Among the last of the independent owners of designer boutiques in Beverly Hills, Leaf has cut short her 11-year franchise agreement and is selling the Brighton Way shop back to Prada owner I.P.I. in Milan. The deal comes on the stiletto heels of two other boutique sales in Beverly Hills: Gianni Versace and Polo Ralph Lauren shops were snatched back by their parents in April and June, respectively.

Leaf said she decided to sell because of pressure by I.P.I. chief Patrizio Bertelli, husband of designer Miuccia Prada (who is the granddaughter of Prada founder Mario Prada).

"Prada wanted to have complete control of the stores. (Bertelli) started buying them back several years ago because he said he was a control freak," she said. "He kept asking me to sell and I wasn't about to. He finally made me an offer I couldn't refuse."

The 85-year-old I.P.I., whose minimalist Prada sportswear comes with maximum pricing from $450 cashmere sweaters to $1,140 bamboo-handled purses is trying to bolster its U.S. image. The company opened a 5,000-square-foot men's store on Rodeo Drive three months ago, and plans to expand it to a 15,000-square-foot emporium next year that will include footwear, women's ready-to-wear and a juniors' collection called Miu Miu.

Leaf, whose maverick 1,500-square-foot boutique was the only Prada franchise in the United States, believes I.P.I. will close her store after the expansion. Prada officials could not be reached for comment.

She bitterly opposes the change of location.

"Rodeo Drive is so unhip, so bland, with no personality. It's very sad to see Beverly Hills go corporate, but people don't agree with me," said Leaf, who will retain a role as a special event consultant for the company.

But the change in the city's retail landscape was inevitable, say analysts, who point out that designers around the country are increasingly taking charge of their formerly franchised boutiques.

"The trend is occurring worldwide primarily because of capital smaller boutiques don't have the resources to maintain the current market, and their parent companies have eyes of growing bigger," said Brian Ring, an analyst with Ernst & Young LLP in Century City.

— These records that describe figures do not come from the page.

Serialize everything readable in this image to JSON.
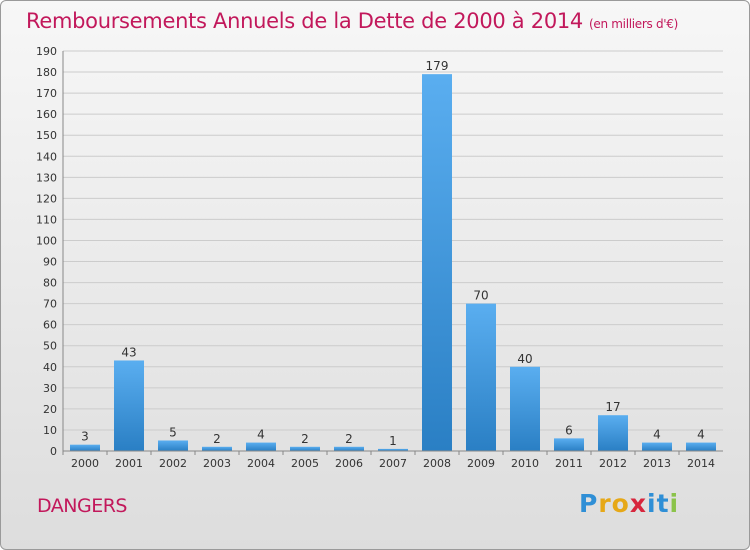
{
  "header": {
    "title": "Remboursements Annuels de la Dette de 2000 à 2014",
    "unit": "(en milliers d'€)"
  },
  "footer": {
    "town": "DANGERS",
    "logo_letters": [
      "P",
      "r",
      "o",
      "x",
      "i",
      "t",
      "i"
    ],
    "logo_colors": [
      "#2f8fd6",
      "#e6a817",
      "#e6a817",
      "#d7263d",
      "#2f8fd6",
      "#2f8fd6",
      "#8bc34a"
    ]
  },
  "chart_data": {
    "type": "bar",
    "title": "Remboursements Annuels de la Dette de 2000 à 2014",
    "categories": [
      "2000",
      "2001",
      "2002",
      "2003",
      "2004",
      "2005",
      "2006",
      "2007",
      "2008",
      "2009",
      "2010",
      "2011",
      "2012",
      "2013",
      "2014"
    ],
    "values": [
      3,
      43,
      5,
      2,
      4,
      2,
      2,
      1,
      179,
      70,
      40,
      6,
      17,
      4,
      4
    ],
    "data_labels": [
      "3",
      "43",
      "5",
      "2",
      "4",
      "2",
      "2",
      "1",
      "179",
      "70",
      "40",
      "6",
      "17",
      "4",
      "4"
    ],
    "ylim": [
      0,
      190
    ],
    "yticks": [
      0,
      10,
      20,
      30,
      40,
      50,
      60,
      70,
      80,
      90,
      100,
      110,
      120,
      130,
      140,
      150,
      160,
      170,
      180,
      190
    ],
    "grid": true,
    "colors": {
      "bar_light": "#5aaef0",
      "bar_dark": "#2a7fc4",
      "grid": "#cccccc",
      "text": "#333333"
    }
  }
}
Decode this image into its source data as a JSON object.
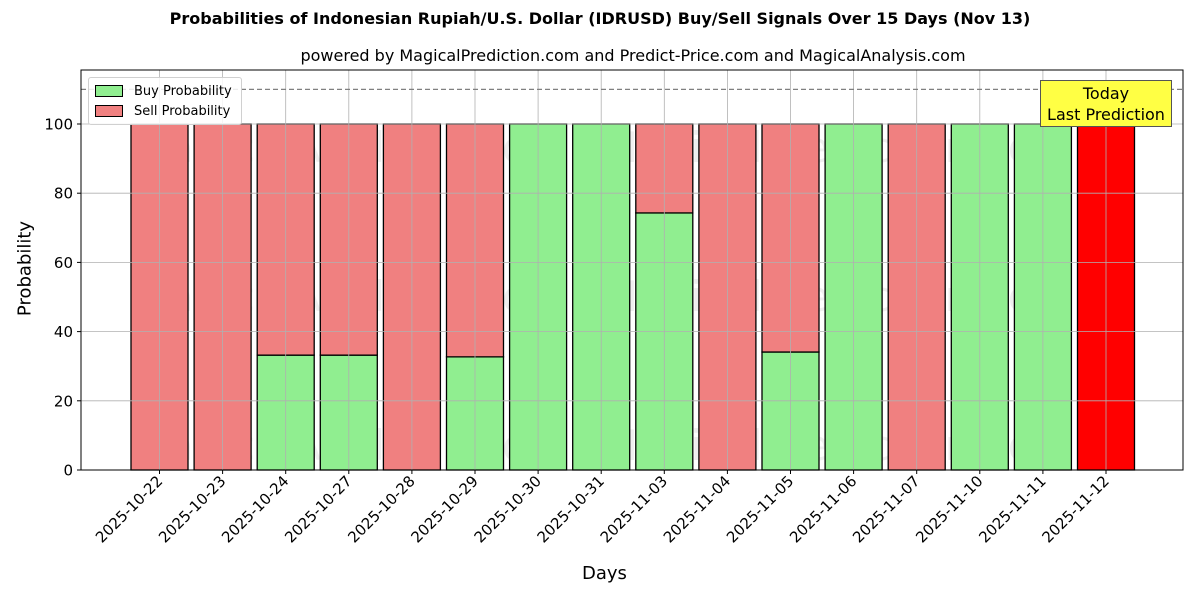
{
  "chart_data": {
    "type": "bar",
    "stacked": true,
    "title": "Probabilities of Indonesian Rupiah/U.S. Dollar (IDRUSD) Buy/Sell Signals Over 15 Days (Nov 13)",
    "subtitle": "powered by MagicalPrediction.com and Predict-Price.com and MagicalAnalysis.com",
    "xlabel": "Days",
    "ylabel": "Probability",
    "ylim": [
      0,
      115.6
    ],
    "yticks": [
      0,
      20,
      40,
      60,
      80,
      100
    ],
    "grid": true,
    "legend_position": "upper left",
    "reference_line": {
      "y": 110,
      "style": "dashed",
      "color": "#808080"
    },
    "categories": [
      "2025-10-22",
      "2025-10-23",
      "2025-10-24",
      "2025-10-27",
      "2025-10-28",
      "2025-10-29",
      "2025-10-30",
      "2025-10-31",
      "2025-11-03",
      "2025-11-04",
      "2025-11-05",
      "2025-11-06",
      "2025-11-07",
      "2025-11-10",
      "2025-11-11",
      "2025-11-12"
    ],
    "series": [
      {
        "name": "Buy Probability",
        "color": "#90ee90",
        "values": [
          0,
          0,
          33.2,
          33.2,
          0,
          32.7,
          100,
          100,
          74.3,
          0,
          34.1,
          100,
          0,
          100,
          100,
          0
        ]
      },
      {
        "name": "Sell Probability",
        "color": "#f08080",
        "values": [
          100,
          100,
          66.8,
          66.8,
          100,
          67.3,
          0,
          0,
          25.7,
          100,
          65.9,
          0,
          100,
          0,
          0,
          100
        ]
      }
    ],
    "highlight": {
      "category": "2025-11-12",
      "color": "#ff0000",
      "label": "Today\nLast Prediction"
    },
    "watermarks": [
      "MagicalAnalysis.com",
      "MagicalPrediction.com"
    ]
  },
  "legend": {
    "buy_label": "Buy Probability",
    "sell_label": "Sell Probability"
  },
  "annotation": {
    "line1": "Today",
    "line2": "Last Prediction"
  },
  "colors": {
    "buy": "#90ee90",
    "sell": "#f08080",
    "today": "#ff0000",
    "annotation_bg": "#ffff44",
    "grid": "#b0b0b0"
  }
}
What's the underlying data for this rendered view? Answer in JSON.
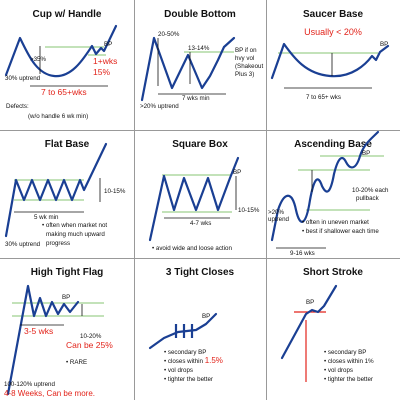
{
  "panels": {
    "cup_handle": {
      "title": "Cup w/ Handle",
      "depth": ">35%",
      "bp": "BP",
      "handle_wks": "1+wks",
      "handle_pct": "15%",
      "uptrend": "30% uptrend",
      "duration": "7 to 65+wks",
      "defects": "Defects:",
      "defect_note": "(w/o handle 6 wk min)"
    },
    "double_bottom": {
      "title": "Double Bottom",
      "depth": "20-50%",
      "range": "13-14%",
      "bp": "BP if on",
      "bp2": "hvy vol",
      "bp3": "(Shakeout",
      "bp4": "Plus 3)",
      "duration": "7 wks min",
      "uptrend": ">20% uptrend"
    },
    "saucer_base": {
      "title": "Saucer Base",
      "usually": "Usually < 20%",
      "bp": "BP",
      "duration": "7 to 65+ wks"
    },
    "flat_base": {
      "title": "Flat Base",
      "range": "10-15%",
      "duration": "5 wk min",
      "uptrend": "30% uptrend",
      "note1": "• often when market not",
      "note2": "making much upward",
      "note3": "progress"
    },
    "square_box": {
      "title": "Square Box",
      "bp": "BP",
      "range": "10-15%",
      "duration": "4-7 wks",
      "note": "• avoid wide and loose action"
    },
    "ascending_base": {
      "title": "Ascending Base",
      "bp": "BP",
      "uptrend1": ">20%",
      "uptrend2": "uptrend",
      "pullback1": "10-20% each",
      "pullback2": "pullback",
      "note1": "• often in uneven market",
      "note2": "• best if shallower each time",
      "duration": "9-16 wks"
    },
    "high_tight_flag": {
      "title": "High Tight Flag",
      "bp": "BP",
      "wks": "3-5 wks",
      "range": "10-20%",
      "can_be": "Can be 25%",
      "rare": "• RARE",
      "uptrend": "100-120% uptrend",
      "weeks": "4-8 Weeks, Can be more."
    },
    "three_tight": {
      "title": "3 Tight Closes",
      "bp": "BP",
      "note1": "• secondary BP",
      "note2a": "• closes within ",
      "note2b": "1.5%",
      "note3": "• vol drops",
      "note4": "• tighter the better"
    },
    "short_stroke": {
      "title": "Short Stroke",
      "bp": "BP",
      "note1": "• secondary BP",
      "note2": "• closes within 1%",
      "note3": "• vol drops",
      "note4": "• tighter the better"
    }
  },
  "colors": {
    "price_line": "#1a3f93",
    "guide_line": "#9fd08f",
    "accent_red": "#e2231a",
    "panel_border": "#999999"
  }
}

That trend is exacerbated in Beverly Hills because of the high rents, particularly in posh corridors like Rodeo Drive.

"There are only four or five privately owned, individual entrepreneurs left on Rodeo Drive, compared to 25 years ago when the only major tenants were Van Cleef & Arpels and Gucci. They're getting phased out because of the rents, and are moving to the side streets," said Gilmore Dembo, broker and president of real estate brokerage Dembo & Associates in Beverly Hills.

Monthly rents on Rodeo Drive are $15 to $18 per square foot, compared to nearby Canon Drive at $3.50 and Beverly Drive at $4, Dembo said.

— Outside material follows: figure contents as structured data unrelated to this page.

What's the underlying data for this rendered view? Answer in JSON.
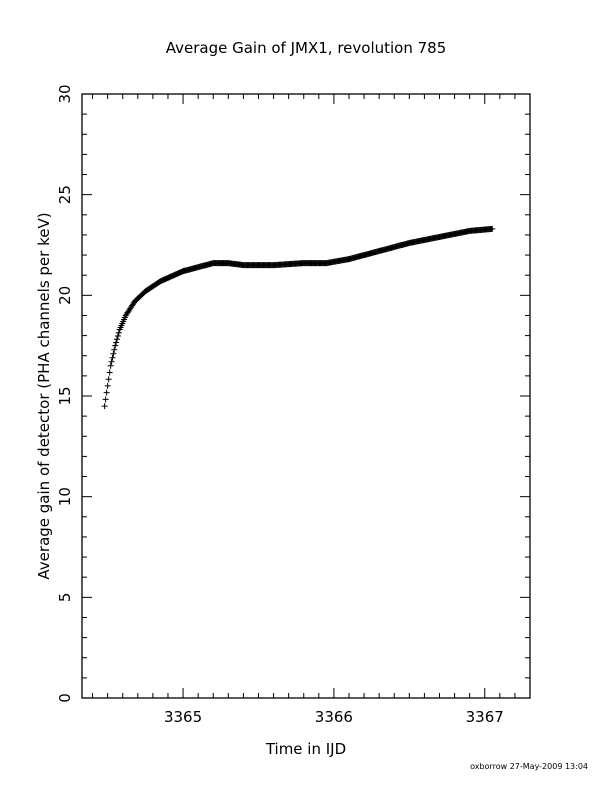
{
  "chart_data": {
    "type": "scatter",
    "title": "Average Gain of JMX1, revolution 785",
    "xlabel": "Time in IJD",
    "ylabel": "Average gain of detector (PHA channels per keV)",
    "xlim": [
      3364.33,
      3367.3
    ],
    "ylim": [
      0,
      30
    ],
    "xticks": [
      3365,
      3366,
      3367
    ],
    "yticks": [
      0,
      5,
      10,
      15,
      20,
      25,
      30
    ],
    "xtick_labels": [
      "3365",
      "3366",
      "3367"
    ],
    "ytick_labels": [
      "0",
      "5",
      "10",
      "15",
      "20",
      "25",
      "30"
    ],
    "marker": "plus",
    "grid": false,
    "series": [
      {
        "x": [
          3364.48,
          3364.5,
          3364.52,
          3364.55,
          3364.58,
          3364.62,
          3364.68,
          3364.75,
          3364.85,
          3365.0,
          3365.2,
          3365.3,
          3365.4,
          3365.6,
          3365.8,
          3365.95,
          3366.1,
          3366.3,
          3366.5,
          3366.7,
          3366.9,
          3367.05
        ],
        "y": [
          14.5,
          15.5,
          16.5,
          17.5,
          18.3,
          19.0,
          19.7,
          20.2,
          20.7,
          21.2,
          21.6,
          21.6,
          21.5,
          21.5,
          21.6,
          21.6,
          21.8,
          22.2,
          22.6,
          22.9,
          23.2,
          23.3
        ]
      }
    ]
  },
  "footer": {
    "credit": "oxborrow 27-May-2009 13:04"
  }
}
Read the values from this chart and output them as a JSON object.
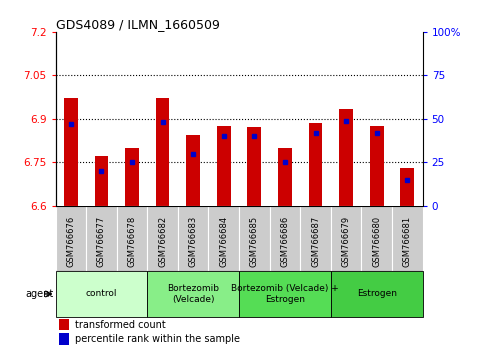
{
  "title": "GDS4089 / ILMN_1660509",
  "samples": [
    "GSM766676",
    "GSM766677",
    "GSM766678",
    "GSM766682",
    "GSM766683",
    "GSM766684",
    "GSM766685",
    "GSM766686",
    "GSM766687",
    "GSM766679",
    "GSM766680",
    "GSM766681"
  ],
  "transformed_count": [
    6.97,
    6.77,
    6.8,
    6.97,
    6.845,
    6.875,
    6.87,
    6.8,
    6.885,
    6.935,
    6.875,
    6.73
  ],
  "percentile_rank": [
    47,
    20,
    25,
    48,
    30,
    40,
    40,
    25,
    42,
    49,
    42,
    15
  ],
  "ymin": 6.6,
  "ymax": 7.2,
  "yticks": [
    6.6,
    6.75,
    6.9,
    7.05,
    7.2
  ],
  "ytick_labels": [
    "6.6",
    "6.75",
    "6.9",
    "7.05",
    "7.2"
  ],
  "right_yticks": [
    0,
    25,
    50,
    75,
    100
  ],
  "right_ytick_labels": [
    "0",
    "25",
    "50",
    "75",
    "100%"
  ],
  "bar_color": "#cc0000",
  "dot_color": "#0000cc",
  "groups": [
    {
      "label": "control",
      "start": 0,
      "end": 3,
      "color": "#ccffcc"
    },
    {
      "label": "Bortezomib\n(Velcade)",
      "start": 3,
      "end": 6,
      "color": "#88ee88"
    },
    {
      "label": "Bortezomib (Velcade) +\nEstrogen",
      "start": 6,
      "end": 9,
      "color": "#55dd55"
    },
    {
      "label": "Estrogen",
      "start": 9,
      "end": 12,
      "color": "#44cc44"
    }
  ],
  "agent_label": "agent",
  "legend_red": "transformed count",
  "legend_blue": "percentile rank within the sample",
  "bar_width": 0.45,
  "sample_bg": "#cccccc",
  "fig_bg": "#ffffff"
}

The holdouts include David Orgell, Theodore and Lucy Zahran.

"Managers ... have an interest in the business, but it's not their business. They rely on corporations to tell them what to do," said Ali Soltani, whose family bought gift-shop David Orgell on Rodeo Drive in 1989 from the Orgell family.

But those who have already made the transition to corporate ownership say the change makes little difference to consumers. In fact, the only thing they notice is that inventories and choices tend to get bigger, said Ron Michaels, president of the Rodeo Drive Committee, an 85-member merchant organization.

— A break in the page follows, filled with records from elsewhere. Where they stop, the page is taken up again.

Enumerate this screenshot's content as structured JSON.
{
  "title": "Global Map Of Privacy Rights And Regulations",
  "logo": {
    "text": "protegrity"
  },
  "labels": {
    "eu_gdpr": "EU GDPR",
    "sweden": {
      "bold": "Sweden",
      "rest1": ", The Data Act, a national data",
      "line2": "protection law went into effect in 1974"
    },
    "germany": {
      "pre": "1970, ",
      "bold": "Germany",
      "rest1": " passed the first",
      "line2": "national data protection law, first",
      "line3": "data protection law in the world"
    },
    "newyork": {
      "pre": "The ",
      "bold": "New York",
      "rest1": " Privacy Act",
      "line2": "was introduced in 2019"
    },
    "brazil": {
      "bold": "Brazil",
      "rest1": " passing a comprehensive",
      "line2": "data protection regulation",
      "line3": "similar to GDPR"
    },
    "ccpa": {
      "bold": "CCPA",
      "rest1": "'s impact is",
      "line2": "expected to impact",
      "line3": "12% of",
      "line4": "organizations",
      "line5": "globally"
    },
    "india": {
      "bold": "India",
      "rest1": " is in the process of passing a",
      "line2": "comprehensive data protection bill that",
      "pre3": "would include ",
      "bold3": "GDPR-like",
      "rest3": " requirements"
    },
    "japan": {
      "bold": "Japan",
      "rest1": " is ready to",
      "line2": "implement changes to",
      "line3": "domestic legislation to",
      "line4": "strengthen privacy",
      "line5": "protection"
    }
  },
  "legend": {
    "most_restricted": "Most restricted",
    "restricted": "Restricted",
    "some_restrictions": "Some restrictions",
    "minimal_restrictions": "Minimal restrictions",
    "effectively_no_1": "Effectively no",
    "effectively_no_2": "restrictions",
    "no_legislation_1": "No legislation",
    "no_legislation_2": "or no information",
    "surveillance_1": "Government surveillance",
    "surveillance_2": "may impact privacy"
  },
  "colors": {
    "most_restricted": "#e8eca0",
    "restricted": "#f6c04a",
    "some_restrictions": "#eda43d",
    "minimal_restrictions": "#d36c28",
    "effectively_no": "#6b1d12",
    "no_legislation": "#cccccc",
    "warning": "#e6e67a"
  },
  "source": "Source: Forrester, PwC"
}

"The boutique is still there the only difference is behind the scenes, and the changes are minimal," said Michaels, who operates luggage purveyor Louis Vuitton. "The idea is that you want to control the point of sale and want customer service that's offered consistently throughout the company stores."

Michaels and his family, who owned a luggage store on Beverly Drive 15 years ago, entered a partnership with Vuitton in 1982 and sold back their interest about nine years ago. Next September, the nearly 4,000-square-foot store will relocate a quarter-block away to the 12,000-square-foot space that was once home to the Fred Hayman boutique.

Meanwhile, Gucci will open its 14,000-square-foot Rodeo Drive flagship on Dec. 15. Versace opened its 9,500-square-foot store in May. Hermes increased its shop ten-fold by expanding into an 18,000-square-foot monolith one year ago. Tommy Hilfiger made its fashionable entrance with a 23,000-square-foot store last year.

Max Marra, which sells Italian designs for women, opened last month on Rodeo with 3,500 square feet. And Italian shoe designer Sergio Rossi will appear with a 1,500-square-foot store next September.

Calvin Klein, Donna Karan and St. John's are eyeballing space on Rodeo Drive as well.

The deeper pockets of these corporate owners increase the strength of the local business community, Michaels said.

"The Polo store was not a part of the Rodeo Drive Committee as a franchisee. But when it was purchased, they came on board," Michaels said. "We welcome and need them."